EG9600 Trips a Bit, But Still Big Step Forward
Here is the most difficult consideration when purchasing either the EG9600 or the EF9500: the TV cannot accept HDR video by HDMI input. This fact alone almost had me purchase a cheaper competing model. The Catch 22: The 2015 OLED can definitely do HDR, it just has to be delivered by digital streaming sources like Netflix/Amazon. I do not plan on purchasing any 4K Blu-Rays in the near future. Hell, I have no intention on buying a 4K player. So why worry about having no HDR inputs? In the end, I am the perfect consumer the EG9600 was created for. At least until other apps that aren't installed on LG TVs, like HBO Go, begin supporting HDR, which would definitely piss me off. But until then...
So I went with the EG9600, saving about $400 over the EF9500 of the same 65" size. I was hoping for a 70", but they do not exist. Hashtag boo. First impressions are that the TV is incredibly thin, incredibly light in terms of weight, and has the feeling of being fragile. Just imagine carrying a thin 65" sheet of glass. Because of the TV's thin dimensions, it (of course) needs a special mount made by LG. An unexpected $100, but what can you do. Got the TV on the mount, did a quick prayer, and proceeded to start the thing up.
Whereas the Panasonic Plasmas can see great improvements in color and clarity with online calibration guides, typically boosting their energy usage, the LG OLEDs come fairly dialed in. You do not need to change much, save for some contrast and brightness preferences. To kick things off, the cable box got hooked up first with 1080p video in mind.
Sigh--It looks no better than the Plasma that was up before moments before. Sure, the TV is bound to look better than comparable LCD TVs, but no point spending that much dough for no improvement. So bring on the 4K stuff. Onto Netflix, one of the few UltraHD HDR sources the EG9600 can get. To sum up that picture quality: Wowza.

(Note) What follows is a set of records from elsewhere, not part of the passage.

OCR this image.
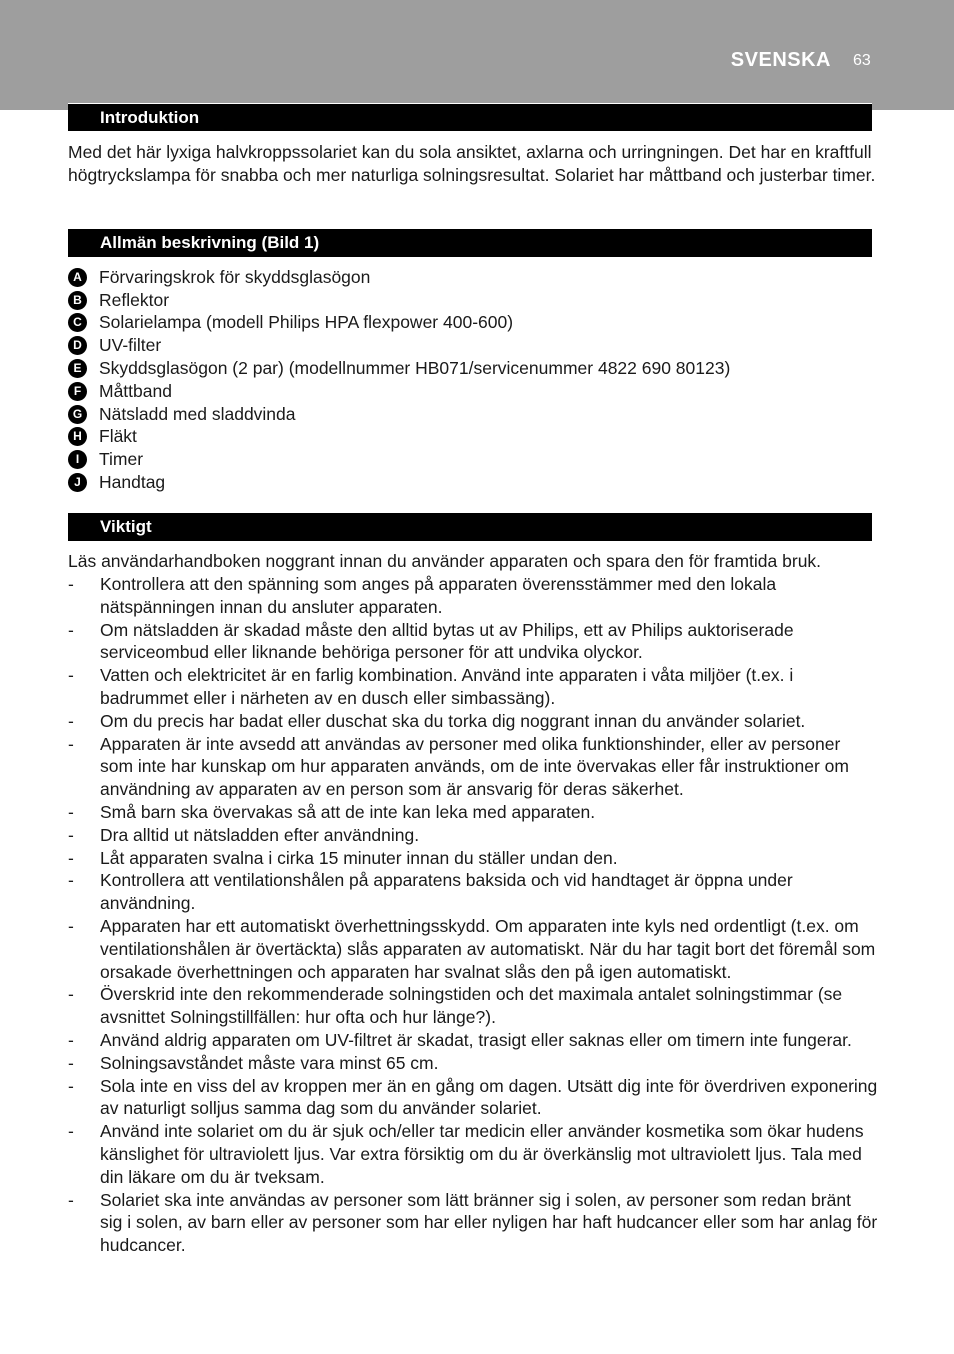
SVENSKA 63
Introduktion
Med det här lyxiga halvkroppssolariet kan du sola ansiktet, axlarna och urringningen. Det har en kraftfull högtryckslampa för snabba och mer naturliga solningsresultat. Solariet har måttband och justerbar timer.
Allmän beskrivning (Bild 1)
A Förvaringskrok för skyddsglasögon
B Reflektor
C Solarielampa (modell Philips HPA flexpower 400-600)
D UV-filter
E	Skyddsglasögon (2 par) (modellnummer HB071/servicenummer 4822 690 80123)
F	Måttband
G Nätsladd med sladdvinda
H Fläkt
I	Timer
J	Handtag
Viktigt
Läs användarhandboken noggrant innan du använder apparaten och spara den för framtida bruk.
-	Kontrollera att den spänning som anges på apparaten överensstämmer med den lokala nätspänningen innan du ansluter apparaten.
-	Om nätsladden är skadad måste den alltid bytas ut av Philips, ett av Philips auktoriserade serviceombud eller liknande behöriga personer för att undvika olyckor.
-	Vatten och elektricitet är en farlig kombination. Använd inte apparaten i våta miljöer (t.ex. i badrummet eller i närheten av en dusch eller simbassäng).
-	Om du precis har badat eller duschat ska du torka dig noggrant innan du använder solariet.
-	Apparaten är inte avsedd att användas av personer med olika funktionshinder, eller av personer som inte har kunskap om hur apparaten används, om de inte övervakas eller får instruktioner om användning av apparaten av en person som är ansvarig för deras säkerhet.
-	Små barn ska övervakas så att de inte kan leka med apparaten.
-	Dra alltid ut nätsladden efter användning.
-	Låt apparaten svalna i cirka 15 minuter innan du ställer undan den.
-	Kontrollera att ventilationshålen på apparatens baksida och vid handtaget är öppna under användning.
-	Apparaten har ett automatiskt överhettningsskydd. Om apparaten inte kyls ned ordentligt (t.ex. om ventilationshålen är övertäckta) slås apparaten av automatiskt. När du har tagit bort det föremål som orsakade överhettningen och apparaten har svalnat slås den på igen automatiskt.
-	Överskrid inte den rekommenderade solningstiden och det maximala antalet solningstimmar (se avsnittet Solningstillfällen: hur ofta och hur länge?).
-	Använd aldrig apparaten om UV-filtret är skadat, trasigt eller saknas eller om timern inte fungerar.
-	Solningsavståndet måste vara minst 65 cm.
-	Sola inte en viss del av kroppen mer än en gång om dagen. Utsätt dig inte för överdriven exponering av naturligt solljus samma dag som du använder solariet.
-	Använd inte solariet om du är sjuk och/eller tar medicin eller använder kosmetika som ökar hudens känslighet för ultraviolett ljus. Var extra försiktig om du är överkänslig mot ultraviolett ljus. Tala med din läkare om du är tveksam.
-	Solariet ska inte användas av personer som lätt bränner sig i solen, av personer som redan bränt sig i solen, av barn eller av personer som har eller nyligen har haft hudcancer eller som har anlag för hudcancer.
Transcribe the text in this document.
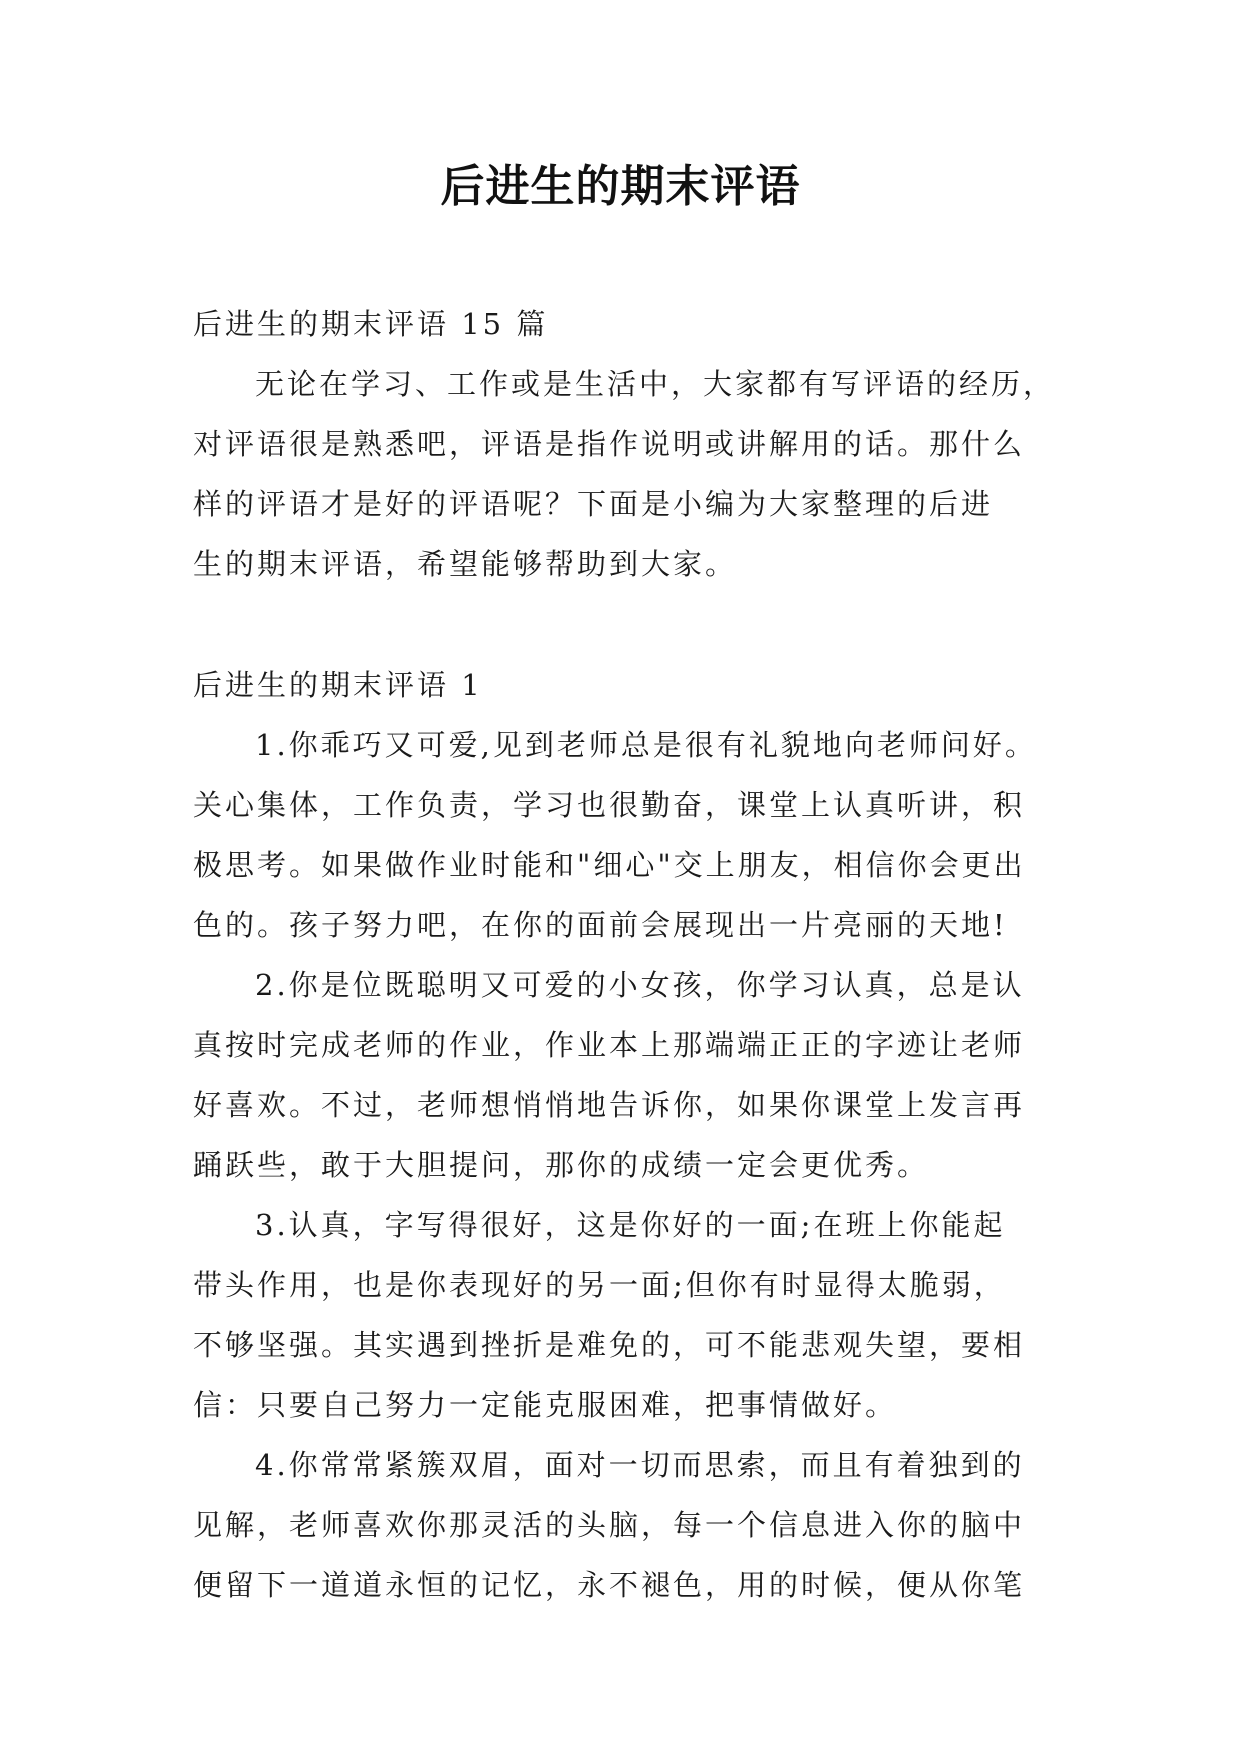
后进生的期末评语
后进生的期末评语 15 篇
无论在学习、工作或是生活中，大家都有写评语的经历，
对评语很是熟悉吧，评语是指作说明或讲解用的话。那什么
样的评语才是好的评语呢？下面是小编为大家整理的后进
生的期末评语，希望能够帮助到大家。
后进生的期末评语 1
1.你乖巧又可爱,见到老师总是很有礼貌地向老师问好。
关心集体，工作负责，学习也很勤奋，课堂上认真听讲，积
极思考。如果做作业时能和"细心"交上朋友，相信你会更出
色的。孩子努力吧，在你的面前会展现出一片亮丽的天地!
2.你是位既聪明又可爱的小女孩，你学习认真，总是认
真按时完成老师的作业，作业本上那端端正正的字迹让老师
好喜欢。不过，老师想悄悄地告诉你，如果你课堂上发言再
踊跃些，敢于大胆提问，那你的成绩一定会更优秀。
3.认真，字写得很好，这是你好的一面;在班上你能起
带头作用，也是你表现好的另一面;但你有时显得太脆弱，
不够坚强。其实遇到挫折是难免的，可不能悲观失望，要相
信：只要自己努力一定能克服困难，把事情做好。
4.你常常紧簇双眉，面对一切而思索，而且有着独到的
见解，老师喜欢你那灵活的头脑，每一个信息进入你的脑中
便留下一道道永恒的记忆，永不褪色，用的时候，便从你笔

The video looks insane, to the point where it is hard to look away. The colors pop, the blacks are the blackest I have ever seen, and the video is smooth. Considering that Plasma owners have pride in their smooth video, this was a relief.
LG OLED First Impression
After powering through a few more UltraHD videos on Netflix, I'm now prepping to try Amazon. But, being first impressions, I can confirm that LG's OLED definitely lives up to the hype, just as long as the source is the best format. Not to finish on another disappointment, but it looks like the TV came built with an 802.11n WiFi adapter. Now this is just ridiculous. To stream UltraHD over WiFi you need high speeds, making the Wireless-AC the option of choice. Why LG chose the older Wireless-N when AC was widely available at time of release is beyond comprehension. Fortunately the video streamed without issue, but other consumers might struggle depending on router location. I, of course, took it upon myself to see how the TV does with upscaling web MP4s, and was sure to watch the trailers for Wonder Woman, Doctor Strange and Suicide Squad. While the upscaling is just fine, it's obvious that you are not watching native 4k.
Streaming HDR: At the time of publishing this post, Amazon claims that the only TVs capable of streaming HDR10 content are LG, Samsung and Sony. Be sure to confirm that your model number matches with what Netflix and Amazon list. If your TV is a 2016 or later HDR10 compatible model, fair shot you should have no issue.
Rating - 8/10
Thanks to recent price decreases, this LG TV might be the best value... for an OLED. But, it still takes a hit when foregoing HDR through HDMI, saving that for a later model. The apps are great, just wish there were more of them and an AC WiFi adapter to better support 4K streaming.